3) What is the difference between block size and key size in terms of the alogrithm? (again correct if wrong) Basically they are all the same algorithm just different parameters? And using a 256 bit key vs a 128 bit key is just a matter of which key is passed
(Also, note that I have been using base64 encoding to transfer strings between the applications for testing)
Thanks,
Elijah

For decryption to work correctly, everything must be exactly the same. Same key, same IV, same mode. In particular the key must be the same. Byte for byte the same. Bit for bit the same. AES is designed to fail to decrypt correctly if even one bit of the key is incorrect.
Reading your question, I suspect that your problem lies with the key. Your real key is not characters, it is bytes. There are a number of different ways to translate between characters and bytes, which can cause decryption to fail. You need to be certain that the two keys match byte for byte, not character for character. At the very least you need to be explicit about what mapping is used.
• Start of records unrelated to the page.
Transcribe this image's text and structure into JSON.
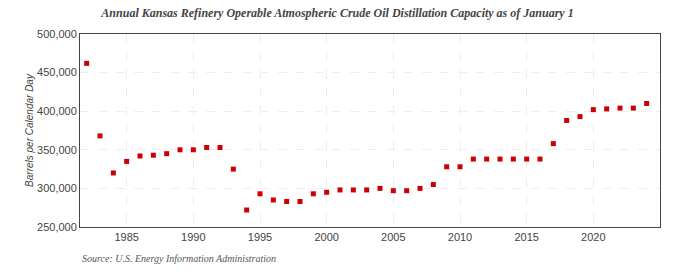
{
  "chart_data": {
    "type": "scatter",
    "title": "Annual Kansas Refinery Operable Atmospheric Crude Oil Distillation Capacity as of January 1",
    "ylabel": "Barrels per Calendar Day",
    "annotations": [
      "Source: U.S. Energy Information Administration"
    ],
    "x": [
      1982,
      1983,
      1984,
      1985,
      1986,
      1987,
      1988,
      1989,
      1990,
      1991,
      1992,
      1993,
      1994,
      1995,
      1996,
      1997,
      1998,
      1999,
      2000,
      2001,
      2002,
      2003,
      2004,
      2005,
      2006,
      2007,
      2008,
      2009,
      2010,
      2011,
      2012,
      2013,
      2014,
      2015,
      2016,
      2017,
      2018,
      2019,
      2020,
      2021,
      2022,
      2023,
      2024
    ],
    "values": [
      462000,
      368000,
      320000,
      335000,
      342000,
      343000,
      345000,
      350000,
      350000,
      353000,
      353000,
      325000,
      272000,
      293000,
      285000,
      283000,
      283000,
      293000,
      295000,
      298000,
      298000,
      298000,
      300000,
      297000,
      297000,
      300000,
      305000,
      328000,
      328000,
      338000,
      338000,
      338000,
      338000,
      338000,
      338000,
      358000,
      388000,
      393000,
      402000,
      403000,
      404000,
      404000,
      410000
    ],
    "color": "#cc0000",
    "marker": "square",
    "xlim": [
      1981.5,
      2025
    ],
    "xticks": [
      1985,
      1990,
      1995,
      2000,
      2005,
      2010,
      2015,
      2020
    ],
    "ylim": [
      250000,
      500000
    ],
    "yticks": [
      {
        "value": 250000,
        "label": "250,000"
      },
      {
        "value": 300000,
        "label": "300,000"
      },
      {
        "value": 350000,
        "label": "350,000"
      },
      {
        "value": 400000,
        "label": "400,000"
      },
      {
        "value": 450000,
        "label": "450,000"
      },
      {
        "value": 500000,
        "label": "500,000"
      }
    ],
    "grid": true
  }
}
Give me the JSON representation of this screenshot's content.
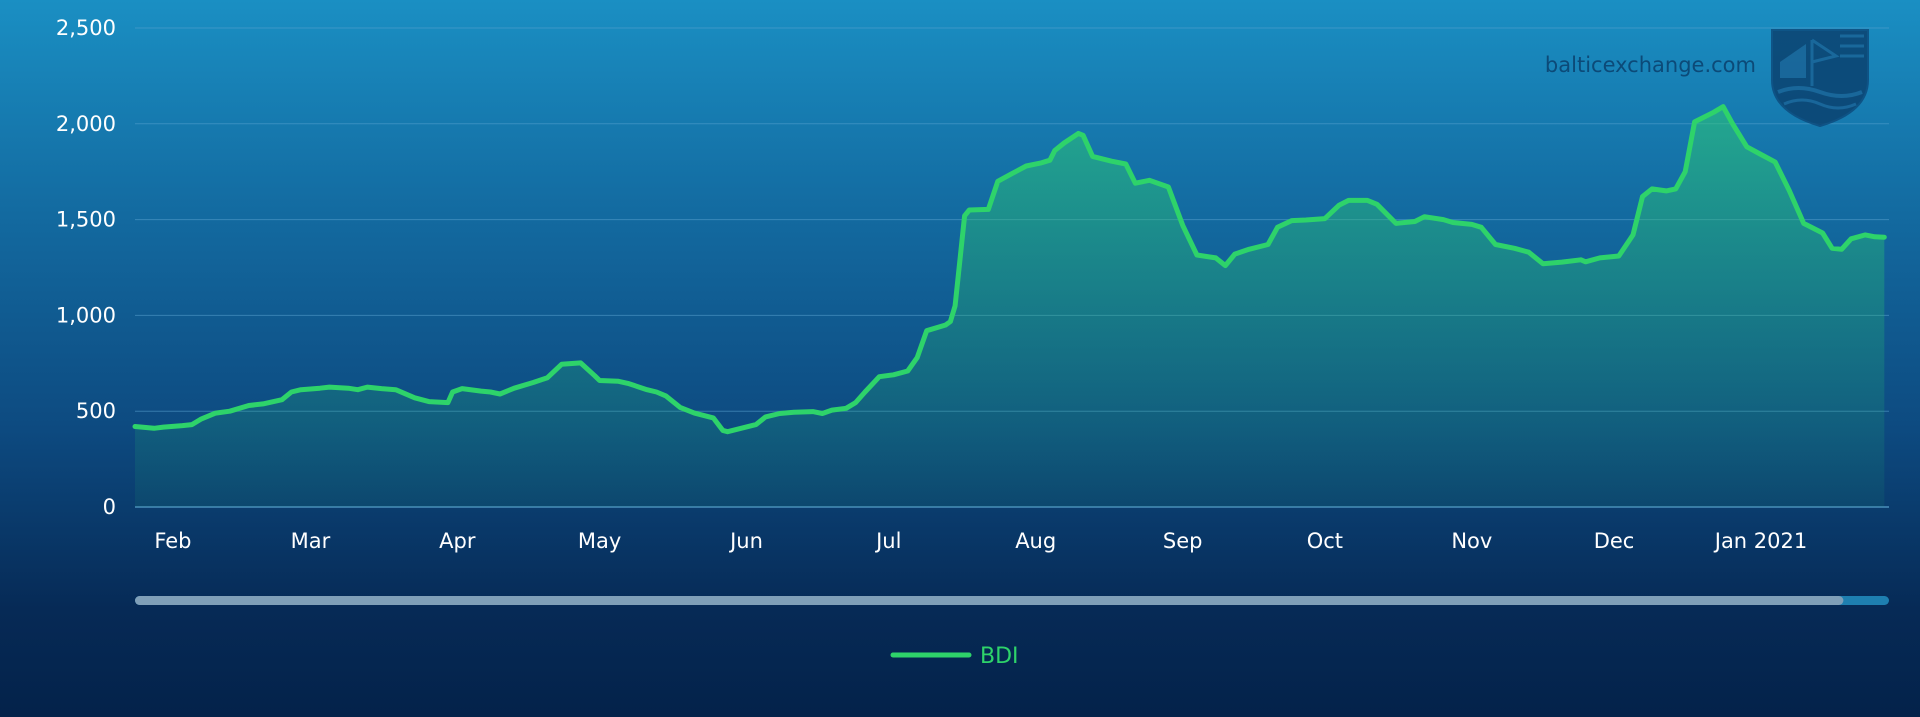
{
  "watermark": {
    "text": "balticexchange.com"
  },
  "legend": {
    "label": "BDI",
    "color": "#2ed36a"
  },
  "colors": {
    "line": "#2ed36a",
    "grid": "#5aa3cf",
    "scrollbar_track": "#7f9fb8",
    "scrollbar_thumb": "#1e7fb0"
  },
  "scrollbar": {
    "visible_fraction_start": 0.0,
    "visible_fraction_end": 0.974
  },
  "chart_data": {
    "type": "area",
    "title": "",
    "xlabel": "",
    "ylabel": "",
    "ylim": [
      0,
      2500
    ],
    "yticks": [
      0,
      500,
      1000,
      1500,
      2000,
      2500
    ],
    "ytick_labels": [
      "0",
      "500",
      "1,000",
      "1,500",
      "2,000",
      "2,500"
    ],
    "xticks": [
      {
        "date": "2020-02-01",
        "label": "Feb"
      },
      {
        "date": "2020-03-01",
        "label": "Mar"
      },
      {
        "date": "2020-04-01",
        "label": "Apr"
      },
      {
        "date": "2020-05-01",
        "label": "May"
      },
      {
        "date": "2020-06-01",
        "label": "Jun"
      },
      {
        "date": "2020-07-01",
        "label": "Jul"
      },
      {
        "date": "2020-08-01",
        "label": "Aug"
      },
      {
        "date": "2020-09-01",
        "label": "Sep"
      },
      {
        "date": "2020-10-01",
        "label": "Oct"
      },
      {
        "date": "2020-11-01",
        "label": "Nov"
      },
      {
        "date": "2020-12-01",
        "label": "Dec"
      },
      {
        "date": "2021-01-01",
        "label": "Jan 2021"
      }
    ],
    "x_range": [
      "2020-01-24",
      "2021-01-28"
    ],
    "grid": true,
    "legend_position": "bottom-center",
    "series": [
      {
        "name": "BDI",
        "points": [
          [
            "2020-01-24",
            420
          ],
          [
            "2020-01-28",
            411
          ],
          [
            "2020-01-30",
            417
          ],
          [
            "2020-02-03",
            425
          ],
          [
            "2020-02-05",
            430
          ],
          [
            "2020-02-07",
            460
          ],
          [
            "2020-02-10",
            490
          ],
          [
            "2020-02-13",
            500
          ],
          [
            "2020-02-17",
            530
          ],
          [
            "2020-02-20",
            538
          ],
          [
            "2020-02-24",
            560
          ],
          [
            "2020-02-26",
            600
          ],
          [
            "2020-02-28",
            612
          ],
          [
            "2020-03-03",
            620
          ],
          [
            "2020-03-05",
            626
          ],
          [
            "2020-03-09",
            620
          ],
          [
            "2020-03-11",
            612
          ],
          [
            "2020-03-13",
            626
          ],
          [
            "2020-03-16",
            618
          ],
          [
            "2020-03-19",
            612
          ],
          [
            "2020-03-23",
            570
          ],
          [
            "2020-03-26",
            550
          ],
          [
            "2020-03-30",
            545
          ],
          [
            "2020-03-31",
            600
          ],
          [
            "2020-04-02",
            618
          ],
          [
            "2020-04-06",
            605
          ],
          [
            "2020-04-08",
            600
          ],
          [
            "2020-04-10",
            590
          ],
          [
            "2020-04-13",
            620
          ],
          [
            "2020-04-17",
            650
          ],
          [
            "2020-04-20",
            675
          ],
          [
            "2020-04-23",
            745
          ],
          [
            "2020-04-27",
            752
          ],
          [
            "2020-04-30",
            685
          ],
          [
            "2020-05-01",
            660
          ],
          [
            "2020-05-05",
            656
          ],
          [
            "2020-05-07",
            645
          ],
          [
            "2020-05-11",
            612
          ],
          [
            "2020-05-13",
            600
          ],
          [
            "2020-05-15",
            580
          ],
          [
            "2020-05-18",
            520
          ],
          [
            "2020-05-21",
            490
          ],
          [
            "2020-05-25",
            465
          ],
          [
            "2020-05-27",
            400
          ],
          [
            "2020-05-28",
            393
          ],
          [
            "2020-06-01",
            418
          ],
          [
            "2020-06-03",
            430
          ],
          [
            "2020-06-05",
            470
          ],
          [
            "2020-06-08",
            488
          ],
          [
            "2020-06-11",
            494
          ],
          [
            "2020-06-15",
            498
          ],
          [
            "2020-06-17",
            488
          ],
          [
            "2020-06-19",
            506
          ],
          [
            "2020-06-22",
            515
          ],
          [
            "2020-06-24",
            545
          ],
          [
            "2020-06-26",
            600
          ],
          [
            "2020-06-29",
            680
          ],
          [
            "2020-07-02",
            690
          ],
          [
            "2020-07-05",
            710
          ],
          [
            "2020-07-07",
            780
          ],
          [
            "2020-07-09",
            920
          ],
          [
            "2020-07-13",
            950
          ],
          [
            "2020-07-14",
            968
          ],
          [
            "2020-07-15",
            1050
          ],
          [
            "2020-07-17",
            1520
          ],
          [
            "2020-07-18",
            1550
          ],
          [
            "2020-07-22",
            1553
          ],
          [
            "2020-07-24",
            1700
          ],
          [
            "2020-07-27",
            1740
          ],
          [
            "2020-07-30",
            1780
          ],
          [
            "2020-08-02",
            1795
          ],
          [
            "2020-08-04",
            1810
          ],
          [
            "2020-08-05",
            1860
          ],
          [
            "2020-08-07",
            1900
          ],
          [
            "2020-08-10",
            1950
          ],
          [
            "2020-08-11",
            1940
          ],
          [
            "2020-08-13",
            1830
          ],
          [
            "2020-08-17",
            1805
          ],
          [
            "2020-08-20",
            1790
          ],
          [
            "2020-08-22",
            1690
          ],
          [
            "2020-08-25",
            1705
          ],
          [
            "2020-08-29",
            1670
          ],
          [
            "2020-09-01",
            1470
          ],
          [
            "2020-09-04",
            1315
          ],
          [
            "2020-09-08",
            1300
          ],
          [
            "2020-09-10",
            1260
          ],
          [
            "2020-09-12",
            1320
          ],
          [
            "2020-09-15",
            1345
          ],
          [
            "2020-09-19",
            1370
          ],
          [
            "2020-09-21",
            1460
          ],
          [
            "2020-09-24",
            1495
          ],
          [
            "2020-09-27",
            1498
          ],
          [
            "2020-10-01",
            1505
          ],
          [
            "2020-10-04",
            1575
          ],
          [
            "2020-10-06",
            1600
          ],
          [
            "2020-10-10",
            1600
          ],
          [
            "2020-10-12",
            1580
          ],
          [
            "2020-10-16",
            1480
          ],
          [
            "2020-10-20",
            1490
          ],
          [
            "2020-10-22",
            1515
          ],
          [
            "2020-10-26",
            1500
          ],
          [
            "2020-10-28",
            1485
          ],
          [
            "2020-11-01",
            1475
          ],
          [
            "2020-11-03",
            1460
          ],
          [
            "2020-11-06",
            1370
          ],
          [
            "2020-11-10",
            1350
          ],
          [
            "2020-11-13",
            1330
          ],
          [
            "2020-11-16",
            1270
          ],
          [
            "2020-11-20",
            1278
          ],
          [
            "2020-11-24",
            1290
          ],
          [
            "2020-11-25",
            1280
          ],
          [
            "2020-11-28",
            1300
          ],
          [
            "2020-12-02",
            1310
          ],
          [
            "2020-12-05",
            1420
          ],
          [
            "2020-12-07",
            1620
          ],
          [
            "2020-12-09",
            1660
          ],
          [
            "2020-12-12",
            1650
          ],
          [
            "2020-12-14",
            1660
          ],
          [
            "2020-12-16",
            1750
          ],
          [
            "2020-12-18",
            2010
          ],
          [
            "2020-12-22",
            2060
          ],
          [
            "2020-12-24",
            2090
          ],
          [
            "2020-12-26",
            2000
          ],
          [
            "2020-12-29",
            1880
          ],
          [
            "2021-01-01",
            1840
          ],
          [
            "2021-01-04",
            1800
          ],
          [
            "2021-01-07",
            1650
          ],
          [
            "2021-01-10",
            1480
          ],
          [
            "2021-01-14",
            1430
          ],
          [
            "2021-01-16",
            1350
          ],
          [
            "2021-01-18",
            1345
          ],
          [
            "2021-01-20",
            1400
          ],
          [
            "2021-01-23",
            1420
          ],
          [
            "2021-01-25",
            1410
          ],
          [
            "2021-01-27",
            1408
          ]
        ]
      }
    ]
  }
}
Don't rely on system defaults as they can differ across systems.
Looking at your three questions:
1) For plaintext encoding you will get back exactly what you put in: UTF-8 in, UTF-8 out. If you want to convert to a different encoding then you will have to do it after decryption.
2) You are right that ECB doesn't need an IV, but ECB mode leaks information and should be avoided. Use CBC or CTR mode instead, the same mode at both ends. The IV is tied to the block size, so for AES the IV is always 16 bytes or 128 bits. You cannot guarantee that ASCII and UTF-8 will be the same. UTF might have a BOM at the start. ASCII might have a C-style zero byte at the end. Don't think in terms of characters, think in terms of bytes. Everything has to match at the byte level. In CBC mode a faulty IV will munge up the first block but decrypt subsequent blocks OK.
3) Block size is fixed at 128 bits for AES and cannot be changed. Key sizes are less constrained, and can be 128, 192, or 256 bits. In practice most people seem to use 128 or 256 bits. A block is a conveniently sized processing unit that is built into the cypher at a very low level. The key determines what is done to the block in the course of the processing. That allows more flexibility for the key. The key you enter is used to build some internal structures, the "round keys". This process is called "key expansion". It is the round keys which interact with the block being processed. Because the key is used indirectly there is more flexibility about how large it can be.

In terms of encoding of the key, IV, plaintext, and ciphertext, AES encryption does not use encoding. AES encryption uses binary data -- a sequence of 8-bit bytes.
You need the same binary key, binary IV, and binary ciphertext on the decrypting platform, to produce the original binary plaintext.
When you are converting between character encodings and binary, you are not always guaranteed a round-trip conversion. That is, not all sequences of bytes can be converted to strings of UTF-8 characters.
However, if you treat UTF-8 plaintext as binary data, and encrypt it, and then transport the ciphertext as binary, for example, by encoding it as base64 to preserve the binary representation of the data, then when you base64-decode to reconstitute the binary ciphertext on the decrypting platform, and decrypt, the resulting binary plaintext will be the original UTF-8 character data.
Always treat the key, IV, plaintext, and ciphertext as binary data in terms of encryption and decryption. The plaintext is binary data that just might happen to be UTF-8, or some variant of ASCII, or UTF-16BE, etc. The ciphertext will probably be none of those, or, happen to be one of those purely by chance.